7. Apparatus according to any preceding claim, further including one or more light sources positioned above the vegetable supports and arranged to project a beam or beams of light towards the loading station to provide a visible or otherwise sensible indication of the central region of the vegetable supports.

8. Apparatus according to any preceding claim, further including vegetable segmenting means positioned after the cutting station in the direction of advancement.

9. A cutting element for use in conjunction with apparatus for the automated removal of vegetable cores, the cutting element comprising a hollow tube having a cutting edge at one end, an apparatus attachment interface at the other end and a core passage between the two ends.

10. A cutting element according to claim 9, in which the tube has a substantially circular cross-section, the diameter of the tube decreasing towards the end having the cutting edge, either continuously or in discrete steps.

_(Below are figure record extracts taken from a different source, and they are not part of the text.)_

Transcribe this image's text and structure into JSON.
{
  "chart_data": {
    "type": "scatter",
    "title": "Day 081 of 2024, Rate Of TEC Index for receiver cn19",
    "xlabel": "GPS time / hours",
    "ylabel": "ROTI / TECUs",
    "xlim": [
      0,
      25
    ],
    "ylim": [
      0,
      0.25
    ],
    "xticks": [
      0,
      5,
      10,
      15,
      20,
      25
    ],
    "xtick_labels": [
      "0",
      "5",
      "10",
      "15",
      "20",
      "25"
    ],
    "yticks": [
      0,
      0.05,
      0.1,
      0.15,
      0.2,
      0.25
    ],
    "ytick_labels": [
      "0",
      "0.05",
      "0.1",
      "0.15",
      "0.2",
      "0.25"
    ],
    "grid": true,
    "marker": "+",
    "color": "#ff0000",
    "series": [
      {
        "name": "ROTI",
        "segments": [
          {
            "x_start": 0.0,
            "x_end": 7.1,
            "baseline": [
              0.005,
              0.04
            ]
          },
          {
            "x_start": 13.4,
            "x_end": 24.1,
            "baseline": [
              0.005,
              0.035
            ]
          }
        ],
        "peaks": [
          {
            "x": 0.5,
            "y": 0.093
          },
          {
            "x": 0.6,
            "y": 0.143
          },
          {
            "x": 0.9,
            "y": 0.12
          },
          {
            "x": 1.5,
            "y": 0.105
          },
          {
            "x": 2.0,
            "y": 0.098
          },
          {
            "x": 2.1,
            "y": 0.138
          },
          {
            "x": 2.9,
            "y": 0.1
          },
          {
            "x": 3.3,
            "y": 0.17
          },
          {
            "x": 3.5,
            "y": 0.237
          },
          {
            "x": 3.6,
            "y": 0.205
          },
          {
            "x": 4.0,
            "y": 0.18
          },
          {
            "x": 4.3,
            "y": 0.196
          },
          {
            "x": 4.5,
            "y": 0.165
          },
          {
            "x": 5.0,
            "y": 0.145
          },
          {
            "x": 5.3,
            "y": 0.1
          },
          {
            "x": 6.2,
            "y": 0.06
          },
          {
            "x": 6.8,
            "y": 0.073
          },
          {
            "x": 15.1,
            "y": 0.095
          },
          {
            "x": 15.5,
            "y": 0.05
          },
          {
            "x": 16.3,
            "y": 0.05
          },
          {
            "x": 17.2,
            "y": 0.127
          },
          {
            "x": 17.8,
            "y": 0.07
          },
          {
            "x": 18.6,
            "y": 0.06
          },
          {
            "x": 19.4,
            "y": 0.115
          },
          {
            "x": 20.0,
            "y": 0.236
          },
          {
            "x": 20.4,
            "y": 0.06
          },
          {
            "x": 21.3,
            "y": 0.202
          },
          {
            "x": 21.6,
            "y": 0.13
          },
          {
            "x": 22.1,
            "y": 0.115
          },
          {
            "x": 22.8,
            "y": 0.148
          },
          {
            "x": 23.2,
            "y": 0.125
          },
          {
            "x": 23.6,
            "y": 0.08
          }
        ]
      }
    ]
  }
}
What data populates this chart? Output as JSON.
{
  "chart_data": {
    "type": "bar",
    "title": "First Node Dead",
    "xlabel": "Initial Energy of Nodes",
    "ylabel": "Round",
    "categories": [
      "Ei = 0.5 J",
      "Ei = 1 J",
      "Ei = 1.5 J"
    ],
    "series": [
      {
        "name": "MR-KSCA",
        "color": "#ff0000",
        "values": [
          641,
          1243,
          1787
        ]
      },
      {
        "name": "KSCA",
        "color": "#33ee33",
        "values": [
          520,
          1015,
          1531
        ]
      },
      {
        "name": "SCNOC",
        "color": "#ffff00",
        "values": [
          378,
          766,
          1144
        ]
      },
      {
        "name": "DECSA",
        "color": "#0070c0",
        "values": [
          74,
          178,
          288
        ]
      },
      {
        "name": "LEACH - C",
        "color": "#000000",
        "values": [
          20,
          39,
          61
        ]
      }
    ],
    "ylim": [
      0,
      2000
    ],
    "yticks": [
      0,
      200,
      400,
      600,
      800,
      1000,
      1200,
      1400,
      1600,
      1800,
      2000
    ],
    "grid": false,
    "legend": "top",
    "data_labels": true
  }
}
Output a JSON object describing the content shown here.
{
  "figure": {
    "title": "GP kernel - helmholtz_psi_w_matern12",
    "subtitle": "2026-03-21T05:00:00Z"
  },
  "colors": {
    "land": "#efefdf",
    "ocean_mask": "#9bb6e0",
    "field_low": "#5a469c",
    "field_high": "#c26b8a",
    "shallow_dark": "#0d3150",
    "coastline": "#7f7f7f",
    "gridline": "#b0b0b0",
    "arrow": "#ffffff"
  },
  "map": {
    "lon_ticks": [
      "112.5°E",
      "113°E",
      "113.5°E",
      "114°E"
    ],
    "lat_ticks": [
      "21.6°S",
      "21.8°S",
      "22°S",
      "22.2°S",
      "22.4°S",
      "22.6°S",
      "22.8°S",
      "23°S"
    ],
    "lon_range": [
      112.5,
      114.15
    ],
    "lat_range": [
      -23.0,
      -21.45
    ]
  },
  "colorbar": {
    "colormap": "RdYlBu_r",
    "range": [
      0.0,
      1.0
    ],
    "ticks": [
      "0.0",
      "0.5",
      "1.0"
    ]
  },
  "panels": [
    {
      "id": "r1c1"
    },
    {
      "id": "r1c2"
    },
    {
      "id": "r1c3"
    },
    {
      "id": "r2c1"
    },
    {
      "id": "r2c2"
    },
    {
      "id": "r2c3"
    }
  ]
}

11. A method for the automated removal of cores from vegetables, the method comprising the steps of loading vegetables, with their cores uppermost, onto vegetable supports on a conveyor means, advancing the vegetable supports to a cutting station and removing the cores from the vegetables, the cutting step being performed by a cutting head assembly comprising at least one hollow tubular cutting element and which is movable between a cutting position proximal to a vegetable support in the cutting station and a core-removal position distal to the vegetable support, and preferably, in use, removed from the pass of vegetables placed in the supports.